An asymmetric sandwich structural cellulose-based film with self-supported MXene and AgNW layers for flexible electromagnetic interference shielding and thermal management

Flexible cellulose-based conductive films reveal high potential in electromagnetic interference (EMI) shielding and thermal management applications. However, the high contact electrical/thermal resistance in these films is still a challenge to face. In this work, an asymmetric sandwich structural film containing a cellulose nanofiber (CNF) skin-layer and self-supported Ti3C2Tx MXene and silver nanowire (AgNW) core-layers (CNF@MXene@AgNW film) was fabricated through layer-by-layer assembled vacuum-assisted filtration. The unique sandwich structure not only provides a highly conductive network by the highly oriented and self-supported conductive core-layers, but also maintains its structural integrity by ambilateral CNF layers. As a result, the CNF@MXene@AgNW film reveals a strong tensile strength of 118 MPa and a toughness of 4.75 MJ m(-3), super-flexibility (minimum bending radius of similar to 85 mu m), a high electrical conductivity (37 378.2 S m(-1)), effective EMI shield effectiveness (SE, 55.9 dB), outstanding specific SE (SSE/t, 10 647.6 dB cm(2) g(-1)) and high in-plane thermal conductivity (15.53 W m(-1) K-1), simultaneously.
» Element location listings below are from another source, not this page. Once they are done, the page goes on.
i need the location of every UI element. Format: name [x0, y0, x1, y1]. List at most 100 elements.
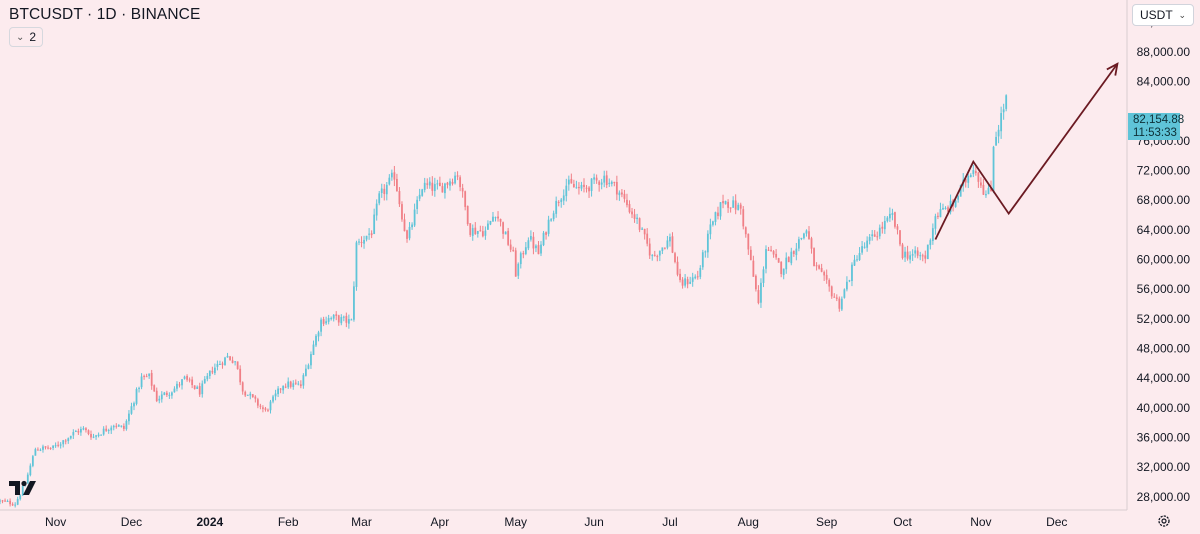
candle-up	[378, 193, 381, 204]
candle-down	[267, 409, 269, 411]
candle-up	[327, 318, 330, 322]
candle-down	[623, 193, 626, 199]
candle-up	[1005, 95, 1008, 109]
candle-down	[469, 223, 472, 235]
candle-down	[451, 181, 454, 184]
candle-up	[355, 242, 358, 287]
candle-down	[438, 182, 441, 187]
candle-up	[694, 276, 697, 279]
candle-down	[815, 265, 818, 267]
candle-up	[433, 184, 436, 192]
candle-down	[502, 222, 504, 234]
symbol-title[interactable]: BTCUSDT · 1D · BINANCE	[9, 6, 201, 23]
candle-down	[401, 204, 403, 220]
candle-down	[507, 230, 510, 245]
candle-up	[699, 267, 702, 277]
candle-down	[509, 244, 512, 250]
candle-up	[504, 231, 507, 235]
indicators-toggle[interactable]: ⌄ 2	[9, 27, 44, 47]
candle-up	[421, 189, 424, 196]
candle-up	[297, 383, 300, 385]
candle-up	[868, 236, 871, 241]
tradingview-logo[interactable]	[7, 478, 39, 498]
candle-up	[302, 375, 305, 386]
candle-down	[464, 191, 467, 207]
candle-down	[251, 394, 254, 397]
candle-up	[353, 286, 355, 320]
candle-down	[830, 286, 833, 297]
candle-up	[79, 428, 82, 433]
candle-down	[633, 214, 636, 219]
candle-up	[608, 182, 611, 184]
candle-down	[901, 244, 904, 259]
candle-down	[727, 201, 729, 208]
candle-up	[358, 241, 360, 243]
candle-down	[757, 290, 760, 304]
candle-down	[87, 430, 90, 435]
candle-up	[213, 367, 216, 374]
candle-up	[957, 196, 960, 200]
candle-up	[856, 259, 858, 261]
candle-up	[803, 233, 805, 239]
candle-down	[398, 191, 401, 205]
candle-up	[732, 200, 735, 208]
price-tick-label: 48,000.00	[1137, 342, 1191, 356]
candle-up	[795, 248, 798, 256]
candle-down	[979, 182, 982, 186]
candle-down	[679, 273, 681, 281]
candle-up	[689, 281, 692, 284]
time-tick-label: Sep	[816, 515, 838, 529]
candle-down	[681, 279, 684, 286]
candle-up	[206, 375, 209, 380]
candle-down	[466, 205, 469, 225]
candle-up	[19, 495, 22, 500]
time-axis[interactable]: Nov Dec 2024 Feb Mar Apr May Jun Jul Aug Sep Oct Nov…	[45, 515, 1067, 529]
gear-icon[interactable]	[1157, 514, 1171, 528]
candle-up	[385, 184, 388, 195]
candle-down	[749, 249, 752, 261]
candle-down	[370, 233, 373, 236]
candle-down	[767, 249, 770, 251]
candle-up	[365, 235, 368, 240]
candle-up	[226, 355, 229, 358]
candle-up	[411, 224, 413, 228]
candle-up	[843, 289, 846, 298]
candle-down	[823, 272, 826, 276]
candle-down	[838, 298, 841, 309]
candle-down	[729, 207, 732, 209]
candle-down	[780, 261, 783, 275]
candle-up	[661, 247, 664, 251]
candle-up	[133, 403, 135, 407]
candle-down	[262, 407, 264, 409]
currency-select[interactable]: USDT ⌄	[1132, 4, 1194, 26]
candle-up	[0, 500, 1, 502]
candle-down	[256, 399, 259, 406]
candle-up	[527, 240, 530, 249]
price-tick-label: 32,000.00	[1137, 460, 1191, 474]
price-axis[interactable]: 92,000.0088,000.0084,000.0076,000.0072,0…	[1137, 15, 1191, 504]
candle-down	[881, 226, 884, 229]
candle-up	[909, 255, 912, 260]
candle-up	[6, 501, 9, 503]
candle-down	[588, 187, 590, 192]
candle-up	[269, 401, 272, 411]
candle-up	[552, 213, 555, 220]
candle-up	[797, 239, 800, 249]
candle-up	[1002, 109, 1005, 113]
candle-up	[926, 244, 929, 260]
candle-down	[674, 253, 676, 263]
candle-down	[744, 227, 747, 235]
candle-up	[760, 282, 762, 303]
candle-down	[656, 256, 659, 258]
candle-up	[234, 361, 237, 363]
candle-up	[320, 319, 322, 332]
time-tick-label: Oct	[893, 515, 912, 529]
time-tick-label: Jul	[662, 515, 677, 529]
candle-down	[777, 258, 780, 263]
candle-down	[734, 200, 737, 210]
candle-down	[481, 231, 484, 237]
candle-up	[484, 230, 487, 236]
candle-down	[663, 247, 666, 249]
candle-up	[246, 394, 249, 396]
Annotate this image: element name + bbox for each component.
More interestingly, the sandwich film also reveals outstanding solar-thermal energy conversion ability, which guarantees its normal function in extremely cold environment. The unique asymmetric sandwich structure provides a new strategy for designing and preparing high-performance EMI shielding and thermal conductive films.

Automated summary

The asymmetric sandwich structure film combines cellulose nanofiber skin-layer with Ti3C2Tx MXene and silver nanowire core-layers, providing a highly conductive network and maintaining structural integrity. The film exhibits high tensile strength, electrical conductivity, EMI shield effectiveness, specific shield effectiveness, and in-plane thermal conductivity, while also demonstrating outstanding solar-thermal energy conversion ability in extremely cold environments.